Dez 032014
 

Es war einmal ein Informatik-Student der Uni Stuttgart im vierten Semester. Bis dato wurde er programmiertechnisch mit Modula-2, Prolog und Lisp traktiert. Dann: Das Software-Praktikum in der Abteilung „Software Engineering“ mit dem Thema „Durchführung eines Softwareprojekts: Entwicklung eines Fahrplanauskunftssystem“ stand an. Die Implementierung erfolgte in Ada 83 unter DEC Ultrix (schon damals eher exotisch), zuvor habe ich deshalb den Ada-Kompaktkurs bei Jürgen Schwille (inzwischen hat es der zum Prof.Dr. gebracht und unterrichtet an der DHBW Stuttgart) genießen dürfen.

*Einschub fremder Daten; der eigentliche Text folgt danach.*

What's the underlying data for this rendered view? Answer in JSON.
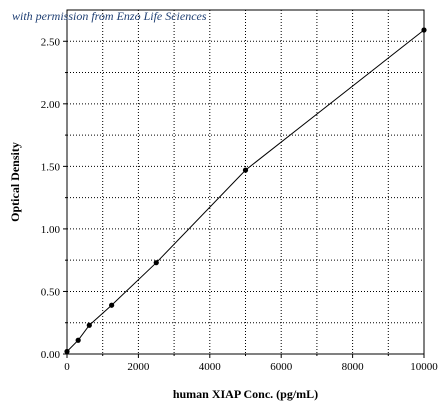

Gemessen an den damals verfügbaren Alternativen (C, BASIC, Pascal, Modula-2 und vielleicht noch Objective-C, wenn man sich zufällig einen NeXT leisten konnte) war Ada eine Offenbarung. Die Multithreading-Abstraktion in Form des „Taskings“, die „Derived Types“, die Abstraktionsmöglichkeiten über Packages und Generics – obwohl oft als „Designed By Committee“ verschrien, fand ich Ada damals gemessen an der Leistungsfähigkeit bemerkenswert elegant.

Anno 1995 kam dann mit Ada 95 ein großes Sprachupdate. Hierarchische Packages, Objektorientierung via „Tagged Types“, eine stark erweiterte Standardbibliothek – das nächste Uni-Projekt, das Fachpraktikum mit Thema „Entwicklung eines Terminkalenders unter Gesichtspunkten des Software Engineerings“ in der interessanten Kombination Backend in Ada – Frontend in Tcl/Tk, machte mich zum Ada-Fan.

Endlich war mit GNAT auch ein freier Ada-Compiler verfügbar, der sogar auf RISC OS portiert wurde. Das gab mir die Gelegenheit, mal schnell eine CD-Brenner-Software namens CDBurn in Ada zu entwickeln. Um Mitstreiter in Sachen Ada unter RISC OS zu finden, habe ich 1999 einen Artikel namens „Die Programmiersprache Ada“ für die GAG-News geschrieben – ein wenig Ada-Historie, kurze Codebeispiele, was für den Einsatz unter RISC OS spricht, Literaturempfehlungen.

Der Artikel ist m.E. nicht besonders gut gelungen. Oberflächlich, sehr bemühte Beispiele, setzt gewisse Programmierkenntnisse voraus ohne diese genau zu spezifizieren…aber mangelhafte Qualität hat ja noch nie Verbreitung behindert. Die TU München hat anno 2005 meinen Text für ein Ada-Proseminar als Mini-Einführung verwendet – keine Ahnung, wie die drauf gekommen sind. Und heute sehe ich bei einer statistischen Auswertung der Referrer-URLs auf meine Domains, dass auch die Uni Stuttgart, genauer das Institut für Automatisierungs- und Softwaretechnik, in Unterlagen für das Fachpraktikum Automatisierungstechnik meinen Artikel als Literaturreferenz aufführt.

Jetzt mal ehrlich: wenn mein höchst mittelmäßiger Artikel ein zitierwürdiges Werk im deutschsprachigen Ada-Universum ist, steht es sehr sehr schlecht um diese Programmiersprache. Und das wäre ein Jammer, denn besonders die letzten beiden Sprachupdates Ada 2005 und Ada 2012 haben eine Menge getan, um die Sprache modern zu halten, ohne die ursprünglichen Stärken zu verlieren.

Also: flugs mal bei AdaCore vorbeischauen, GNAT GPL 2014 Edition runterladen , und loslegen – meine Empfehlung ist, eher das Eclipse-Plugin GNATbench zu verwenden, anstatt es mit GPS zu versuchen. Dann ein Tutorial – Vielleicht nicht unbedingt mit meinem Artikel, sondern lieber „Ada Distilled“ von Richard Riehle, das Lovelace Tutorial von David Wheeler  (echt oldschool), das Wikibook zur Ada-Programmierung, den Ada Crash-Course oder, falls man einen Background in C oder C++ hat, mit diesem PDF anfangen.

Besonders mutige Naturen laden die GNAT-Variante für die JVM herunter (gibt es leider nur in der GNAT GPL 2013-Variante) – damit kann man Ada-Quellcode in Bytecode compilieren und auf der JVM ausführen. Erste Aufgabe: schreibe ein Ada-Programm, das mit Swing-Mitteln einen JFrame öffnet. Der erste Einsender einer richtigen Lösung erhält einen Sonderbonus.